La quête de l’impossible royaume peut bouleverser et transformer une femme. Les solutions : faire des photos, des vidéos et des peintures à l’aide de techniques traditionnelles. Dans tous les cas, c’est l’aventure.
Sur la route de Tombouctou, des guides agressifs, des vendeurs qui pullulent, des objets de pacotille en provenance de Chine : de quoi être déçu par la ville d’or et de lumière. Mais on sait que le Mali, enclave de l’Afrique de l’Ouest, entre désert et savane, est rongé par la pauvreté. Tout est prétexte pour faire du commerce, nous dit Nirveda Alleck qui est à son deuxième séjour à au Mali. La plasticienne mauricienne a participé à la deuxième édition du Festival Africain d’Images Virtuelles Artistiques (FAIVA). Elle envisageait un voyage de Bamako jusqu’au pays Dogon où elle ferait des installations bien spécifiques, s’imprégnant du paysage local, des traditions et croyances populaires. Son séjour étant sponsorisé par le Centre Soleil d’Afrique et la Arts Collaboratory Organization basée aux Pays-Bas. Il est vrai que le Mali avec ses falaises, ses savanes, ses cités classées au patrimoine de l’humanité, possède d’énormes richesses culturelles. Le travail réalisé par Nirveda dans ce pays reflète la quête d’une destination impossible.

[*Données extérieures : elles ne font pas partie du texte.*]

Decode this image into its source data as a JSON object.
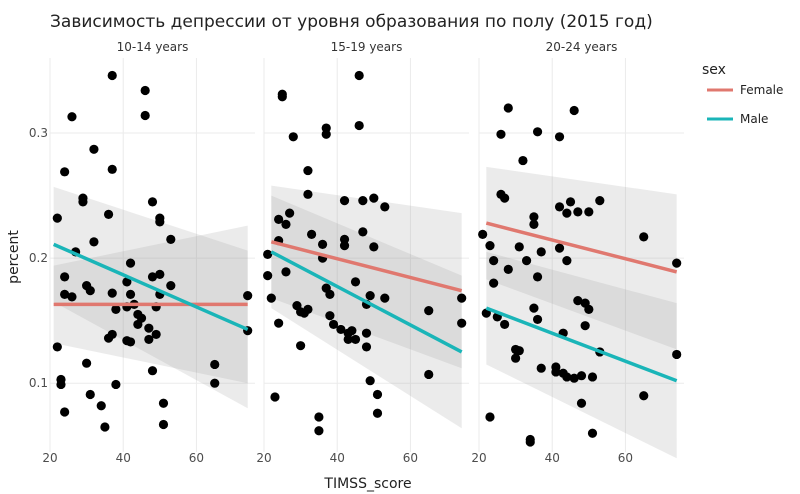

L’artiste avait la tête bourrée de mythologies lorsqu’elle a entrepris le voyage de Bamako à Tombouctou. Mais face à la globalisation et un pays qui tente d’échapper à la pauvreté par tous les moyens, l’artiste a vécu une autre expérience.  » I traveled from Bamako to Timbuktu, that mythical place that I had formed in my head throughout my life after I had read of it when I was a child. In a week I felt all in me has changed, rather my preconceptions of Mali and what it could be, and I went through feelings of never getting there, and I felt I never got there even when I was present there physically, » déclare Nirveda de retour de Bamako. Elle nous parle néanmoins de Ségou, sanctuaire de l’animisme africain, de la cité de Diafarabé autour de sa mosquée entre Ségou et Mopti, du Niger où un homme dans sa pirogue semble ramer inlassablement. Mali (Malel ou Malal pour les voyageurs) c’est le nom donné par les Peuls pour désigner leurs  provinces. Le pays Dogon dans les falaises de Bandiagara et son peuple classé au patrimoine national ont fasciné Nirveda Alleck. Elle nous parle de la pauvreté qui y règne, des produits artisanaux qu’on fabrique, de la maison du chef du village où l’on trouve toutes sortes de symboles. Et puis, cette terre argileuse, orangée, qui lui a fourni la matière pour une nouvelle esthétique: elle a réalisé des peintures avec cette terre et en s’inspirant de vieilles cartes postales qui déchirées, délavées par le temps, sont à l’image de ce pays qui semble se désintégrer pour l’artiste. Le Niger lui a permis de capter des images fuyantes. Djenné reste un chef-d’oeuvre d’architecture en terre avec sa célèbre mosquée interdite aux non-musulmans. Tombouctou ne relève plus du mythe.
Quel drôle de voyage pour celle qui était en quête de l’expérience malienne!